Ruhrverband verbessert Wasserqualität durch gezielte Fischbesatzmaßnahmen

38. Auflage des preisgekrönten Ruhrgüteberichts in Essen vorgestellt

4,6 Millionen Menschen beziehen ihr Trinkwasser aus dem Ruhreinzugsgebiet. Die Talsperren des Ruhrverbands spielen bei der Bewirtschaftung des Sauerländer Wasserschatzes eine entscheidende Rolle für die Trinkwasserversorgung des Ruhrgebiets. Die Wasserqualität in diesen künstlichen Wasserspeichern ist Grundlage für die mittlerweile hohe Qualität des Wassers in der Ruhr.
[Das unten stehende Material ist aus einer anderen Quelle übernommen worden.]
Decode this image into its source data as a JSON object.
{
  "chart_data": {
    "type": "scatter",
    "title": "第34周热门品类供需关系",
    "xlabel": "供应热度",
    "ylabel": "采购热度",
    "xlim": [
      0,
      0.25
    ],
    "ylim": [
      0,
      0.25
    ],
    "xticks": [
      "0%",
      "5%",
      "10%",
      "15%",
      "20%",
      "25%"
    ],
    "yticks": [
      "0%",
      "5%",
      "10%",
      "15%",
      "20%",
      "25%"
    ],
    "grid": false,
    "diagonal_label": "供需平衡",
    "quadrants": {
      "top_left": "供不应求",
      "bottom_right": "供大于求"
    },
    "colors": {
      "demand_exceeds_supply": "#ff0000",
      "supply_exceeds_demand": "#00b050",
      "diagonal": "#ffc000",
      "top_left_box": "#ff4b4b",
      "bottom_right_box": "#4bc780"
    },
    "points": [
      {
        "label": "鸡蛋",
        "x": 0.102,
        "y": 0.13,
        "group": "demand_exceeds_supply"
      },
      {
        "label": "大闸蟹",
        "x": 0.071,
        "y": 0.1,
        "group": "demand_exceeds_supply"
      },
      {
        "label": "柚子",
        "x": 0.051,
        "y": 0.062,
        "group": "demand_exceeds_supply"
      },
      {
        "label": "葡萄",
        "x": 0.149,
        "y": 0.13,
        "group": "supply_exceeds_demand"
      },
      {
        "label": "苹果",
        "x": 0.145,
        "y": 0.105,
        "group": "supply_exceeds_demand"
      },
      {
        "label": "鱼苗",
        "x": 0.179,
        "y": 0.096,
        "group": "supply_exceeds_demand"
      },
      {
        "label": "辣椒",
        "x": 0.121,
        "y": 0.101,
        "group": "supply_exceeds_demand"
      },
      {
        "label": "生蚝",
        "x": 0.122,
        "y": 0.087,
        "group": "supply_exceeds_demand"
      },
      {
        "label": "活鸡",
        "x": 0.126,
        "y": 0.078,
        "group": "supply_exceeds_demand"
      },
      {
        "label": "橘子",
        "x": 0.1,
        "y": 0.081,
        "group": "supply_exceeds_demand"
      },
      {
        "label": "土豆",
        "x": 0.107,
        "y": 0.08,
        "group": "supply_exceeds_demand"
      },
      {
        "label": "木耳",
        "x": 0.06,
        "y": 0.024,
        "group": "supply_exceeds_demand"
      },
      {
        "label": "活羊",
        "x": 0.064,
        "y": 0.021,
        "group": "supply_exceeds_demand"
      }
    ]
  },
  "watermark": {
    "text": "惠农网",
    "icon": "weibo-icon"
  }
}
Nun kann sich in solchen Talsperren aufgrund ihrer massiven Absperrbauwerke, die für Fische nicht durchwanderbar sind, keine natürliche Fischpopulation mit entsprechender Vielfalt ausbilden. Deshalb muss durch entsprechende Fischbesatzmaßnahmen nachgeholfen werden. ?Übermäßiges Algenwachstum beeinträchtigt bekanntermaßen die Wasserqualität. Um dieses zu verhindern, besetzen wir unsere Talsperren gezielt mit bestimmten Raubfischarten. Auf diese Weise erhalten die Lebewesen, die sich von Algen ernähren und damit für eine gute Wasserqualität sorgen, ausreichende Entwicklungsmöglichkeiten.? Das sagte Prof. Harro Bode, Vorstandsvorsitzender des Ruhrverbands, am 12. September 2011 bei der Vorstellung des 38. Ruhrgüteberichts in Essen. Würde man die Talsperren ausschließlich sich selbst überlassen, dann würden sich vor allem die Fischarten durchsetzen, die sich von den Kleinlebewesen, die Algen vertilgen, ernähren. Durch das Einsetzen der Raubfischarten wird hier für einen Ausgleich und ein natürliches Gleichgewicht gesorgt. Prof. Bode wies darauf hin, dass sich die Wasserqualität der Ruhrverbandstalsperren im Sauerland (Möhne-, Henne-, Sorpe-, Bigge-, Verse-, Fürwigge- und Ennepetalsperre) im letzten Jahrzehnt durchgängig noch einmal verbessert hätte, was unter anderem auch mit diesem gezielten Fischbesatz zu tun hätte. Der international renommierte und mit 150.000 Dollar dotierte Stockholm Water Prize sei dieses Jahr an den amerikanischen Wissenschaftler Stephan R. Carpenter der Universität von Madison, Wisconsin, gegangen, der unter anderem auf diese biologischen Zusammenhänge hingewiesen hätte. Dadurch würde deutlich, dass der Ruhrverband offenbar auch in diesem Bereich nach modernsten wissenschaftlichen Erkenntnissen seiner Arbeit nachgehen würde.
Der jährliche Ruhrgütebericht, der gemeinsam vom Ruhrverband und der Arbeitsgemeinschaft der Wasserwerke an der Ruhr herausgegeben wird, dokumentiert seit 1973 allgemeinverständlich und gleichzeitig mit hoher Datenfülle die Qualitätsentwicklung und den aktuellen Zustand der Ruhr und ihrer Nebengewässer. Im Vorjahr wurde er mit dem renommierten Marketing and Communications Award der International Water Association (IWA) ausgezeichnet als weltweit beispielgebend für transparente Kommunikation mit der Öffentlichkeit. Zu den wichtigsten Ergebnissen des diesjährigen Berichts gehört der weitere Rückgang der PFT-Belastung von Ruhr und Möhne. Die durchschnittliche PFT-Fracht an der Ruhrmündung ist seit 2007 um rund zwei Drittel gesunken. Die durchschnittliche Konzentration in der Möhnetalsperre für die Summe der beiden Hauptkomponenten PFOA und PFOS betrug zuletzt lediglich 0,046 Mikrogramm pro Liter, in der Ruhr bei Essen waren es im Mittel 0,028 Mikrogramm pro Liter. Aus Sicht des Ruhrverbands sei zu konstatieren, so Bode, dass die aus dem 2006 aufgedeckten PFT-Skandal resultierenden Befunde, bei dem PFT-haltige Abfälle illegal auf Böden im Sauerland aufgebracht wurden, mittlerweile weitgehend abgeklungen seien.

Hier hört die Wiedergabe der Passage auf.